At the same time, the idea of retiring from the workforce is a liberating one. Having the opportunity to spend your days doing the things you want to do is exciting, but there is a lot of work to be done before that time finally comes.
What Will You Do When You Get Older?
Creating a hefty financial nest egg is key to living comfortably after retirement and to ensure you do not have to work well into your 70s. Unfortunately, this is the reality many elderly people face, whether due to poor financial preparation when they were younger or due to unexpected medical expenses.
Investing in a 401k or Roth retirement plan early on and contributing a solid portion of your annual income to it consistently from year to year will guarantee financial security. Keep in mind that most employers will match the dollar amount you contribute to a certain point, and the funds will accumulate interest over time. The more you invest into your retirement plan, the better the long-term results will be.

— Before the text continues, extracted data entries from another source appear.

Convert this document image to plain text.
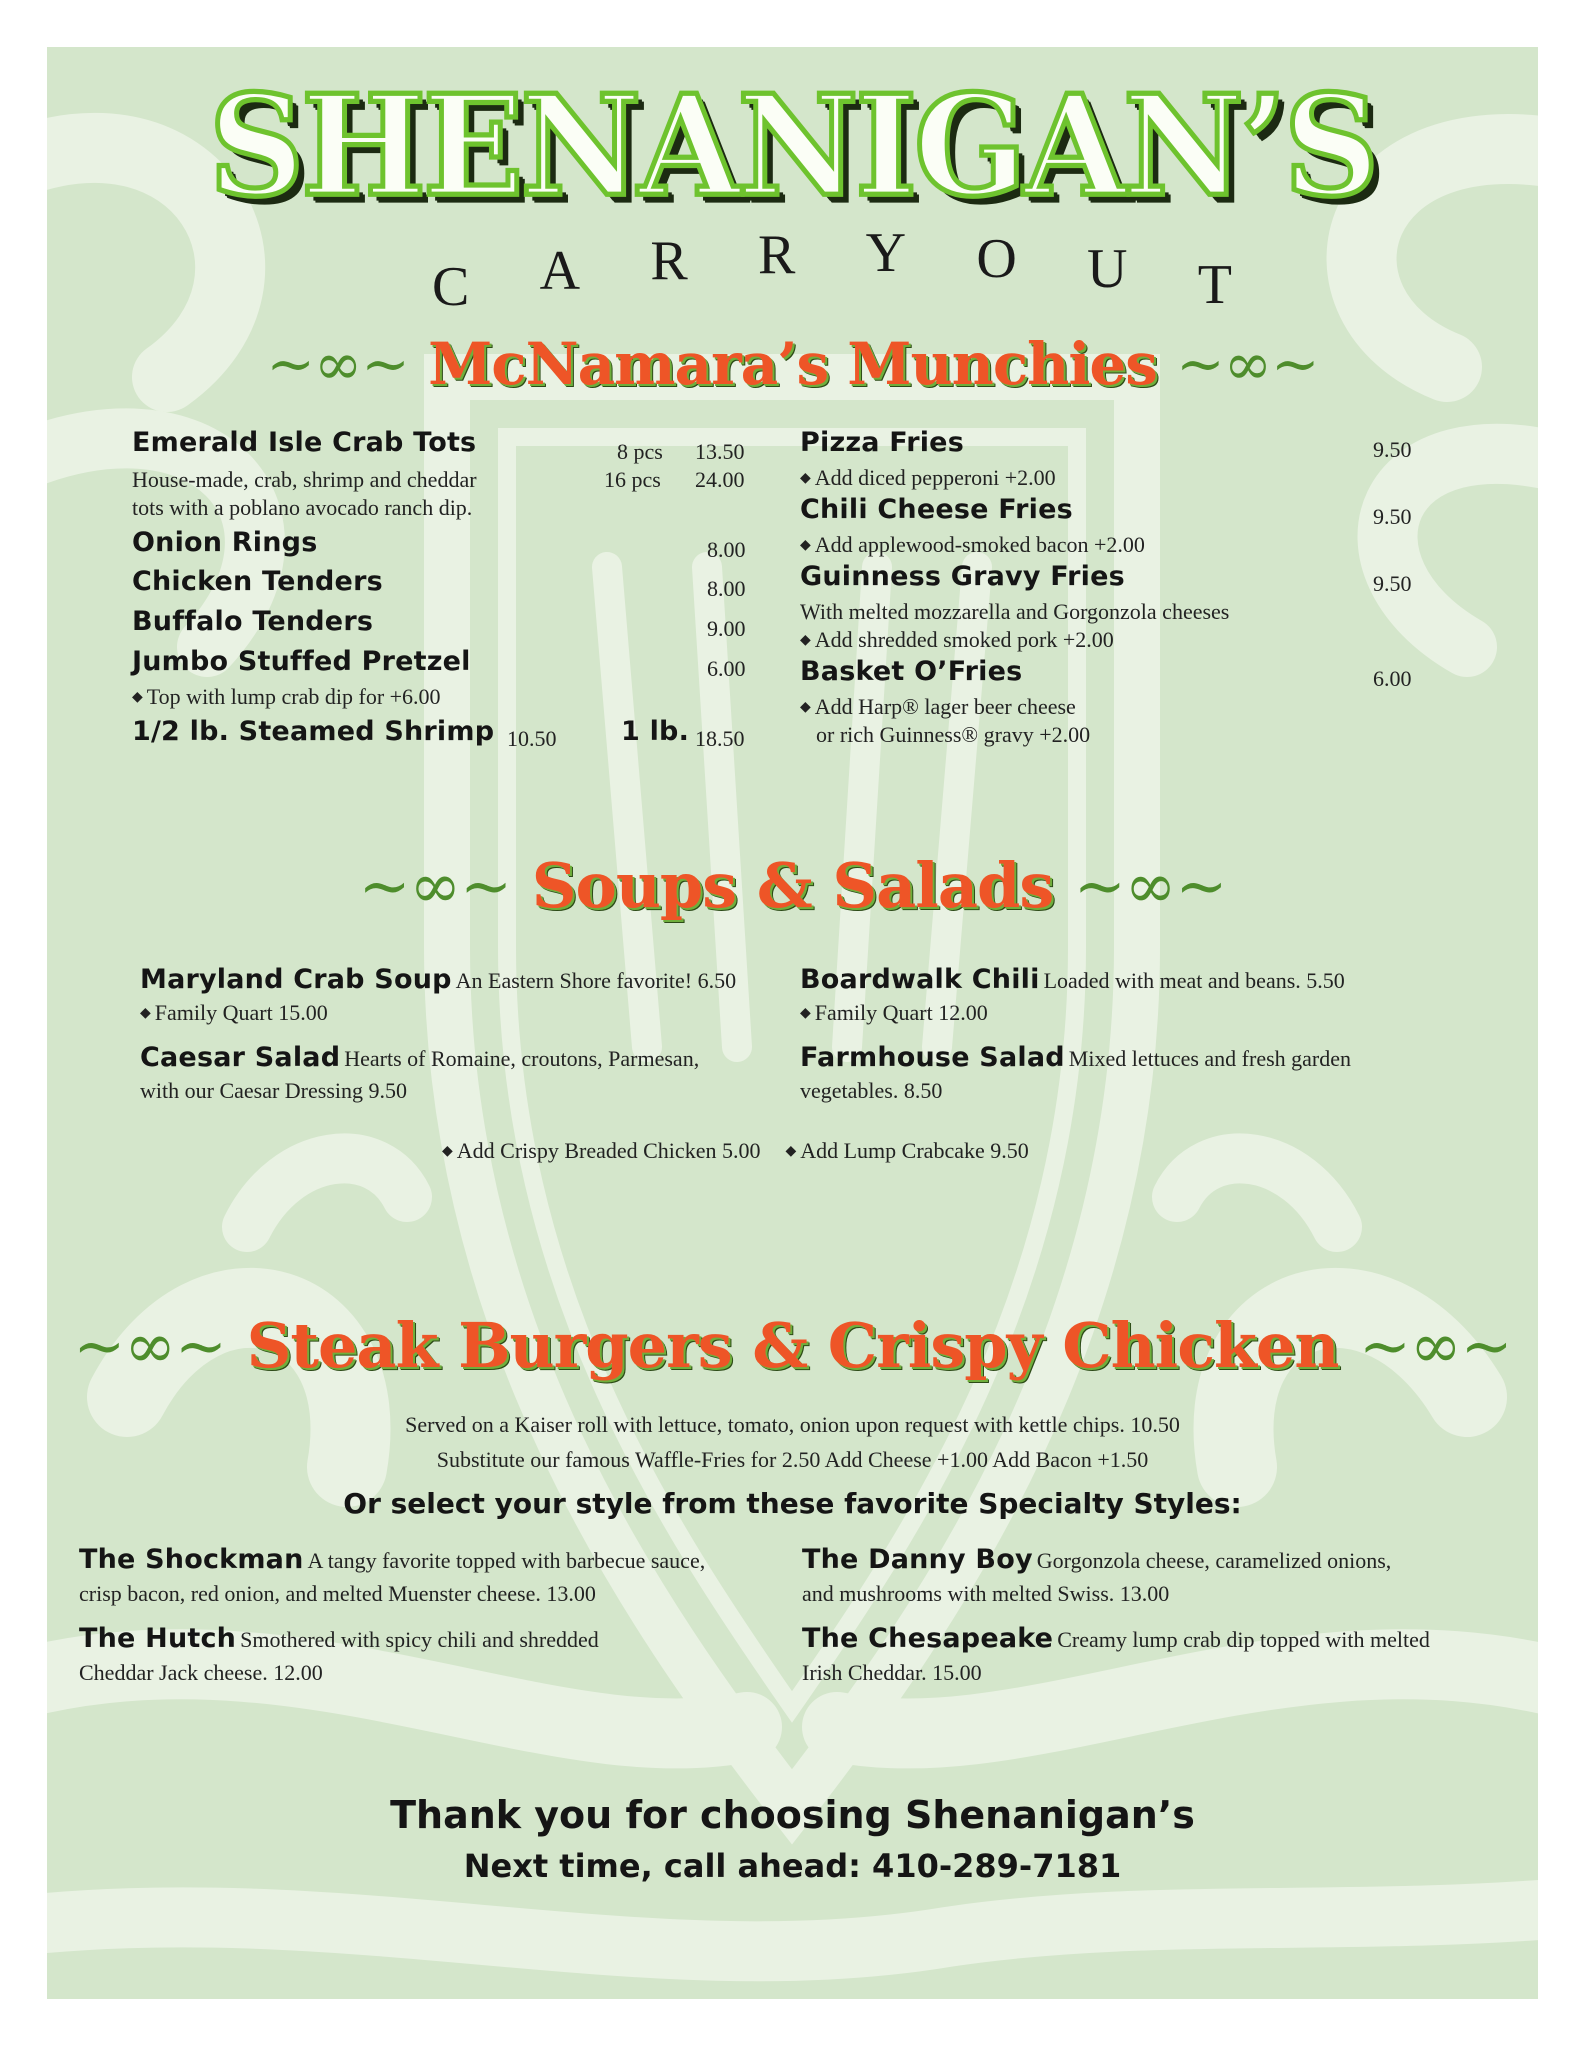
SHENANIGAN’S
C A R R Y O U T
~∞~ McNamara’s Munchies ~∞~
Emerald Isle Crab Tots
House-made, crab, shrimp and cheddar
tots with a poblano avocado ranch dip.
8 pcs 13.50
16 pcs 24.00
Onion Rings	8.00
Chicken Tenders	8.00
Buffalo Tenders	9.00
Jumbo Stuffed Pretzel	6.00
◆ Top with lump crab dip for +6.00
1/2 lb. Steamed Shrimp 10.50 1 lb. 18.50
Pizza Fries	9.50
◆ Add diced pepperoni +2.00
Chili Cheese Fries	9.50
◆ Add applewood-smoked bacon +2.00
Guinness Gravy Fries	9.50
With melted mozzarella and Gorgonzola cheeses
◆ Add shredded smoked pork +2.00
Basket O’Fries	6.00
◆ Add Harp® lager beer cheese
or rich Guinness® gravy +2.00
~∞~ Soups & Salads ~∞~
Maryland Crab Soup An Eastern Shore favorite! 6.50
◆ Family Quart 15.00
Caesar Salad Hearts of Romaine, croutons, Parmesan,
with our Caesar Dressing 9.50
Boardwalk Chili Loaded with meat and beans. 5.50
◆ Family Quart 12.00
Farmhouse Salad Mixed lettuces and fresh garden
vegetables. 8.50
◆ Add Crispy Breaded Chicken 5.00 ◆ Add Lump Crabcake 9.50
~∞~ Steak Burgers & Crispy Chicken ~∞~
Served on a Kaiser roll with lettuce, tomato, onion upon request with kettle chips. 10.50
Substitute our famous Waffle-Fries for 2.50 Add Cheese +1.00 Add Bacon +1.50
Or select your style from these favorite Specialty Styles:
The Shockman A tangy favorite topped with barbecue sauce,
crisp bacon, red onion, and melted Muenster cheese. 13.00
The Hutch Smothered with spicy chili and shredded
Cheddar Jack cheese. 12.00
The Danny Boy Gorgonzola cheese, caramelized onions,
and mushrooms with melted Swiss. 13.00
The Chesapeake Creamy lump crab dip topped with melted
Irish Cheddar. 15.00
Thank you for choosing Shenanigan’s
Next time, call ahead: 410-289-7181
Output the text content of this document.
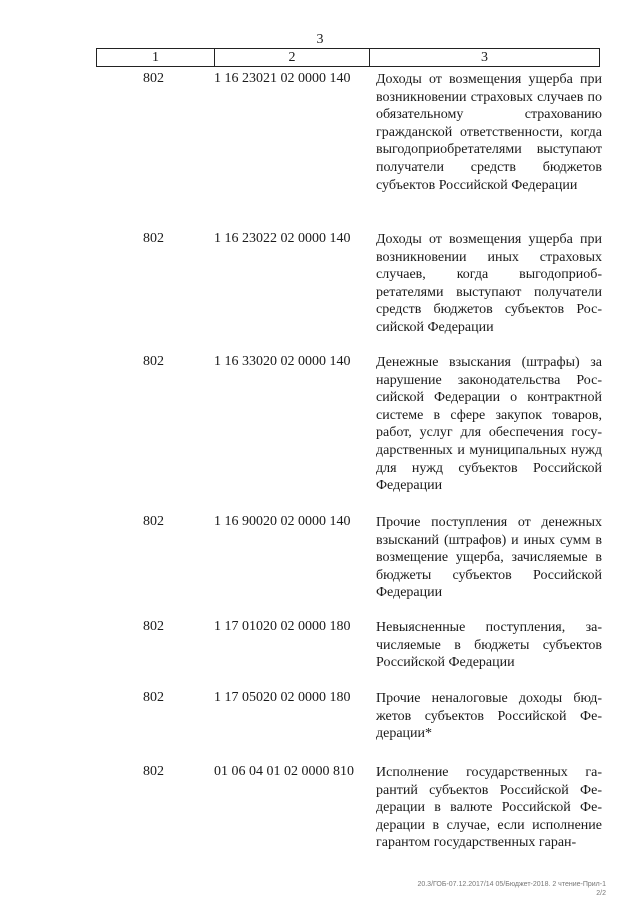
3
1	2	3
802	1 16 23021 02 0000 140 Доходы от возмещения ущерба при возникновении страховых случаев по обязательному страхованию гражданской ответственности, когда выгодоприобретателями выступают получатели средств бюджетов субъектов Российской Федерации
802	1 16 23022 02 0000 140 Доходы от возмещения ущерба при возникновении иных страховых случаев, когда выгодоприобретателями выступают получатели средств бюджетов субъектов Российской Федерации
802	1 16 33020 02 0000 140 Денежные взыскания (штрафы) за нарушение законодательства Российской Федерации о контрактной системе в сфере закупок товаров, работ, услуг для обеспечения государственных и муниципальных нужд для нужд субъектов Российской Федерации
802	1 16 90020 02 0000 140 Прочие поступления от денежных взысканий (штрафов) и иных сумм в возмещение ущерба, зачисляемые в бюджеты субъектов Российской Федерации
802	1 17 01020 02 0000 180 Невыясненные поступления, зачисляемые в бюджеты субъектов Российской Федерации
802	1 17 05020 02 0000 180 Прочие неналоговые доходы бюджетов субъектов Российской Федерации*
802	01 06 04 01 02 0000 810 Исполнение государственных гарантий субъектов Российской Федерации в валюте Российской Федерации в случае, если исполнение гарантом государственных гаран-
20.3/ГОБ-07.12.2017/14 05/Бюджет-2018. 2 чтение-Прил-1
2/2
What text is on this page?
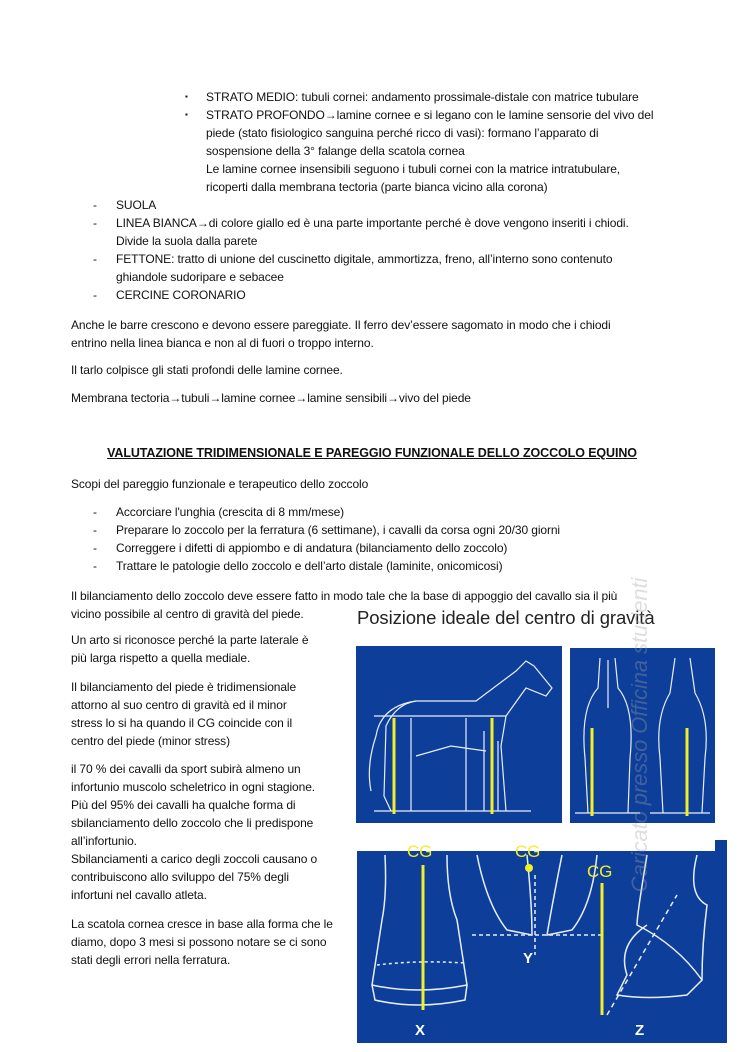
▪ STRATO MEDIO: tubuli cornei: andamento prossimale-distale con matrice tubulare
▪ STRATO PROFONDO→lamine cornee e si legano con le lamine sensorie del vivo del
piede (stato fisiologico sanguina perché ricco di vasi): formano l’apparato di
sospensione della 3° falange della scatola cornea
Le lamine cornee insensibili seguono i tubuli cornei con la matrice intratubulare,
ricoperti dalla membrana tectoria (parte bianca vicino alla corona)
- SUOLA
- LINEA BIANCA→di colore giallo ed è una parte importante perché è dove vengono inseriti i chiodi.
Divide la suola dalla parete
- FETTONE: tratto di unione del cuscinetto digitale, ammortizza, freno, all’interno sono contenuto
ghiandole sudoripare e sebacee
- CERCINE CORONARIO
Anche le barre crescono e devono essere pareggiate. Il ferro dev’essere sagomato in modo che i chiodi
entrino nella linea bianca e non al di fuori o troppo interno.
Il tarlo colpisce gli stati profondi delle lamine cornee.
Membrana tectoria→tubuli→lamine cornee→lamine sensibili→vivo del piede
Scopi del pareggio funzionale e terapeutico dello zoccolo
- Accorciare l'unghia (crescita di 8 mm/mese)
- Preparare lo zoccolo per la ferratura (6 settimane), i cavalli da corsa ogni 20/30 giorni
- Correggere i difetti di appiombo e di andatura (bilanciamento dello zoccolo)
- Trattare le patologie dello zoccolo e dell’arto distale (laminite, onicomicosi)
Il bilanciamento dello zoccolo deve essere fatto in modo tale che la base di appoggio del cavallo sia il più
vicino possibile al centro di gravità del piede.
Un arto si riconosce perché la parte laterale è
più larga rispetto a quella mediale.
Il bilanciamento del piede è tridimensionale
attorno al suo centro di gravità ed il minor
stress lo si ha quando il CG coincide con il
centro del piede (minor stress)
il 70 % dei cavalli da sport subirà almeno un
infortunio muscolo scheletrico in ogni stagione.
Più del 95% dei cavalli ha qualche forma di
sbilanciamento dello zoccolo che li predispone
all’infortunio.
Sbilanciamenti a carico degli zoccoli causano o
contribuiscono allo sviluppo del 75% degli
infortuni nel cavallo atleta.
La scatola cornea cresce in base alla forma che le
diamo, dopo 3 mesi si possono notare se ci sono
stati degli errori nella ferratura.
VALUTAZIONE TRIDIMENSIONALE E PAREGGIO FUNZIONALE DELLO ZOCCOLO EQUINO
Posizione ideale del centro di gravità
CG	CG
CG
X
Y
Z
Caricato presso Officina studenti
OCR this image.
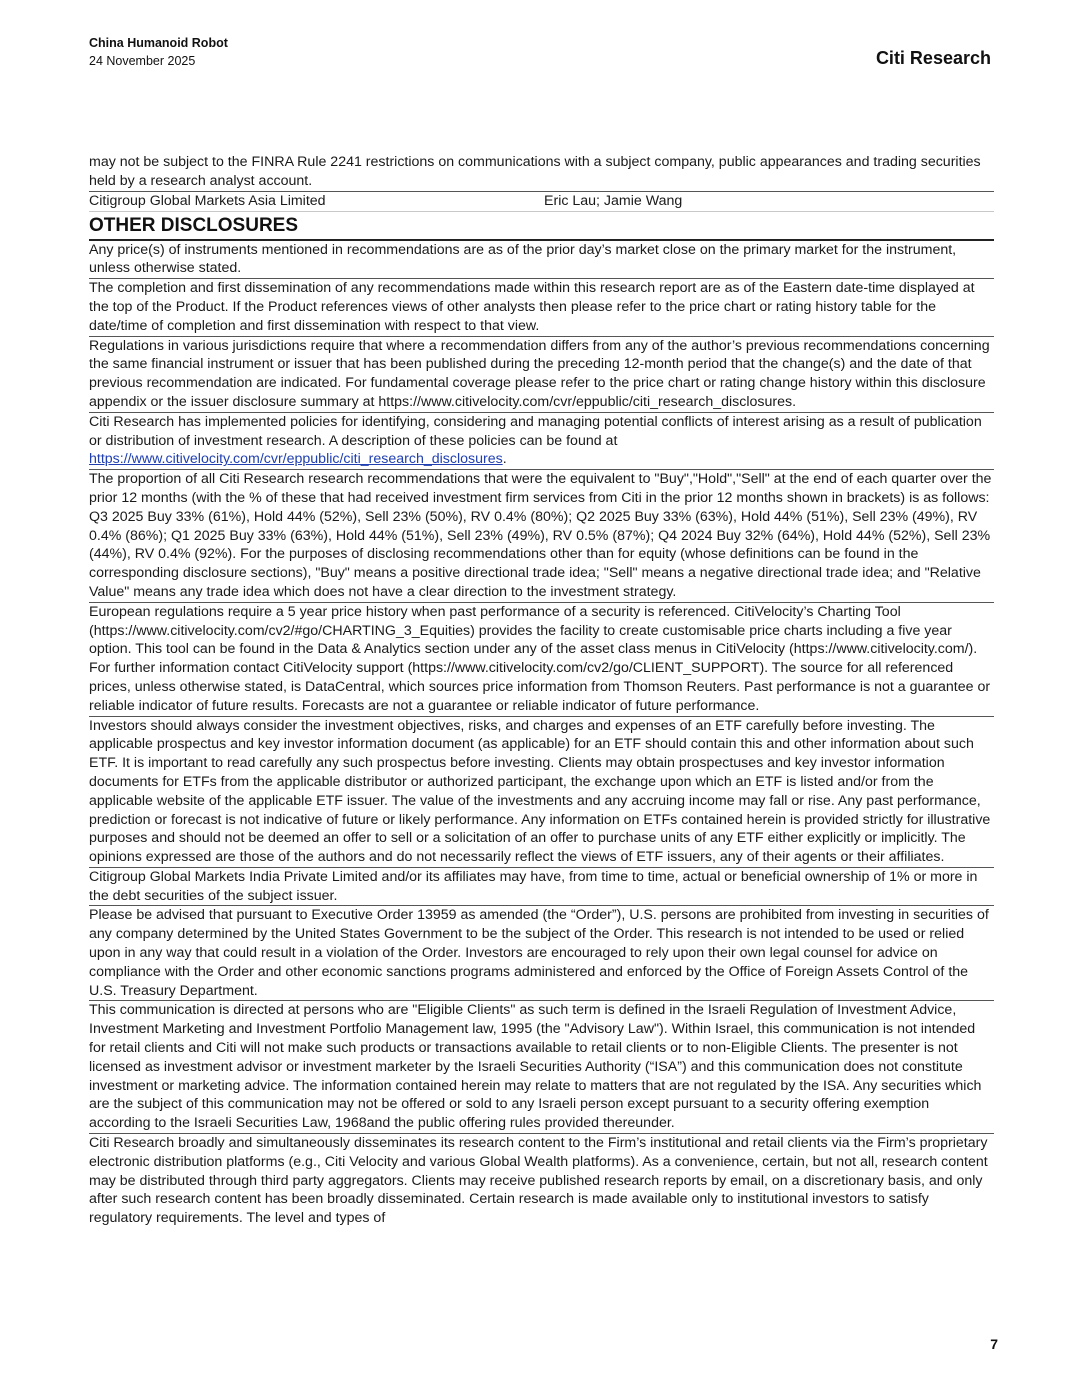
China Humanoid Robot
24 November 2025	Citi Research
may not be subject to the FINRA Rule 2241 restrictions on communications with a subject company, public appearances and trading securities held by a research analyst account.
Citigroup Global Markets Asia Limited	Eric Lau; Jamie Wang
OTHER DISCLOSURES
Any price(s) of instruments mentioned in recommendations are as of the prior day’s market close on the primary market for the instrument, unless otherwise stated.
The completion and first dissemination of any recommendations made within this research report are as of the Eastern date-time displayed at the top of the Product. If the Product references views of other analysts then please refer to the price chart or rating history table for the date/time of completion and first dissemination with respect to that view.
Regulations in various jurisdictions require that where a recommendation differs from any of the author’s previous recommendations concerning the same financial instrument or issuer that has been published during the preceding 12-month period that the change(s) and the date of that previous recommendation are indicated. For fundamental coverage please refer to the price chart or rating change history within this disclosure appendix or the issuer disclosure summary at https://www.citivelocity.com/cvr/eppublic/citi_research_disclosures.
Citi Research has implemented policies for identifying, considering and managing potential conflicts of interest arising as a result of publication or distribution of investment research. A description of these policies can be found at https://www.citivelocity.com/cvr/eppublic/citi_research_disclosures.
The proportion of all Citi Research research recommendations that were the equivalent to "Buy","Hold","Sell" at the end of each quarter over the prior 12 months (with the % of these that had received investment firm services from Citi in the prior 12 months shown in brackets) is as follows: Q3 2025 Buy 33% (61%), Hold 44% (52%), Sell 23% (50%), RV 0.4% (80%); Q2 2025 Buy 33% (63%), Hold 44% (51%), Sell 23% (49%), RV 0.4% (86%); Q1 2025 Buy 33% (63%), Hold 44% (51%), Sell 23% (49%), RV 0.5% (87%); Q4 2024 Buy 32% (64%), Hold 44% (52%), Sell 23% (44%), RV 0.4% (92%). For the purposes of disclosing recommendations other than for equity (whose definitions can be found in the corresponding disclosure sections), "Buy" means a positive directional trade idea; "Sell" means a negative directional trade idea; and "Relative Value" means any trade idea which does not have a clear direction to the investment strategy.
European regulations require a 5 year price history when past performance of a security is referenced. CitiVelocity’s Charting Tool (https://www.citivelocity.com/cv2/#go/CHARTING_3_Equities) provides the facility to create customisable price charts including a five year option. This tool can be found in the Data & Analytics section under any of the asset class menus in CitiVelocity (https://www.citivelocity.com/). For further information contact CitiVelocity support (https://www.citivelocity.com/cv2/go/CLIENT_SUPPORT). The source for all referenced prices, unless otherwise stated, is DataCentral, which sources price information from Thomson Reuters. Past performance is not a guarantee or reliable indicator of future results. Forecasts are not a guarantee or reliable indicator of future performance.
Investors should always consider the investment objectives, risks, and charges and expenses of an ETF carefully before investing. The applicable prospectus and key investor information document (as applicable) for an ETF should contain this and other information about such ETF. It is important to read carefully any such prospectus before investing. Clients may obtain prospectuses and key investor information documents for ETFs from the applicable distributor or authorized participant, the exchange upon which an ETF is listed and/or from the applicable website of the applicable ETF issuer. The value of the investments and any accruing income may fall or rise. Any past performance, prediction or forecast is not indicative of future or likely performance. Any information on ETFs contained herein is provided strictly for illustrative purposes and should not be deemed an offer to sell or a solicitation of an offer to purchase units of any ETF either explicitly or implicitly. The opinions expressed are those of the authors and do not necessarily reflect the views of ETF issuers, any of their agents or their affiliates.
Citigroup Global Markets India Private Limited and/or its affiliates may have, from time to time, actual or beneficial ownership of 1% or more in the debt securities of the subject issuer.
Please be advised that pursuant to Executive Order 13959 as amended (the “Order”), U.S. persons are prohibited from investing in securities of any company determined by the United States Government to be the subject of the Order. This research is not intended to be used or relied upon in any way that could result in a violation of the Order. Investors are encouraged to rely upon their own legal counsel for advice on compliance with the Order and other economic sanctions programs administered and enforced by the Office of Foreign Assets Control of the U.S. Treasury Department.
This communication is directed at persons who are "Eligible Clients" as such term is defined in the Israeli Regulation of Investment Advice, Investment Marketing and Investment Portfolio Management law, 1995 (the "Advisory Law"). Within Israel, this communication is not intended for retail clients and Citi will not make such products or transactions available to retail clients or to non-Eligible Clients. The presenter is not licensed as investment advisor or investment marketer by the Israeli Securities Authority (“ISA”) and this communication does not constitute investment or marketing advice. The information contained herein may relate to matters that are not regulated by the ISA. Any securities which are the subject of this communication may not be offered or sold to any Israeli person except pursuant to a security offering exemption according to the Israeli Securities Law, 1968and the public offering rules provided thereunder.
Citi Research broadly and simultaneously disseminates its research content to the Firm’s institutional and retail clients via the Firm’s proprietary electronic distribution platforms (e.g., Citi Velocity and various Global Wealth platforms). As a convenience, certain, but not all, research content may be distributed through third party aggregators. Clients may receive published research reports by email, on a discretionary basis, and only after such research content has been broadly disseminated. Certain research is made available only to institutional investors to satisfy regulatory requirements. The level and types of
7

Money is not the only thing you should be thinking about, though. For some, the thought of retirement conjures an image of lounging by the beach without a care in the world. Taking a vacation every now and then is certainly a great way to catch up with friends and family in comfort. However, staying active in one’s community by participating in local events and volunteering are things you should aim to do on a regular basis. Just because you are no longer “working” does not mean you cannot contribute your time in a meaningful way.
To maintain proper physical and mental health, exercise regularly and read daily. Never stop stimulating your brain, as studies have shown that routine brain training (e.g. reading, playing crossword puzzles, learning new things, etc.) decreases a person’s chances of developing memory loss up to 50 percent. Routine exercise, whether in the form of light cardio, strength training or even a hobby such as gardening can lower your risk of contracting life-threatening ailments like heart disease by 30 percent.
Take advantage of your free time while you have the opportunity to do so, regardless if you live at home or in an assisted living or retirement facility. The health benefits are too many to list!